The Browning Homestead

Original cabin shown under stucco
The story began over a century ago. A family on the edge of the frontier. Pioneers with hopes and dreams and a will to begin again. Five generations or more passed through these doors. Dinners were served, three wars were fought, babies were born, deaths and disease crept through the cracks like invisible demons. Multiple families shared a two bedroom cabin. The depression was evident in their stories.

Today it comes down. 

Someone's dreams of a better life. Someone's memory of a childhood, now long gone: my father on his mother's back as she scrubbed her kitchen floors to a shine. The thousands of meals set at a simple table, prepared by the able and worn hands of a grandmother who could cook like no other. A gentle prayer offered. Cousins playing. Grandma's soft voice beaconing you close. Laughter. So much laughter. And singing.  If I listen I can still hear it in the rustling of the apple trees in the grove.
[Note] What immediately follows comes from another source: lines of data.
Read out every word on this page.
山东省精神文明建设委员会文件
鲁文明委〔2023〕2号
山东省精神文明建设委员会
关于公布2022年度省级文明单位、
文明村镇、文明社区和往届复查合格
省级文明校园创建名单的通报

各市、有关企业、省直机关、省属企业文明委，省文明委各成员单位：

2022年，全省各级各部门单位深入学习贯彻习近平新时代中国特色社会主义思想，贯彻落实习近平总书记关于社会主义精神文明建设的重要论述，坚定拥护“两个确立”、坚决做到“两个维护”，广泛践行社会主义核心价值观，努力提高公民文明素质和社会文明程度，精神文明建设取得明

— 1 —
We sift through the rubble for signs of this other life, another time, another world. Looking. Wanting a piece of their souls as only a mortal can. Wishing to know them like they know us. What were they like? Did they struggle like me? Did they rejoice like me? And we learn through the scraps and rubble: Seven layers of pink and blue flowered wallpaper, whitewashed walls against bare logs now rotted by time and termites. 
A desire to make their place beautiful. A place of warmth, a refuge from the elements. A place of love and acceptance. A place of God.


interior with drapes
Some things are familiar. Others I've never seen before.
original floor (sometime before the thirties they rebuilt the floor

Linoleum floors that look like fancy carpet. Dainty trim.


They are gone. All but one. 

My dad. 

But they remain in our hearts and in our memories. I can hear her voice. The hum of the fridge. The smell of rolls cooking in the oven. My grandma singing. We are connected forever. 

We are family. And I know, we are not so different after all.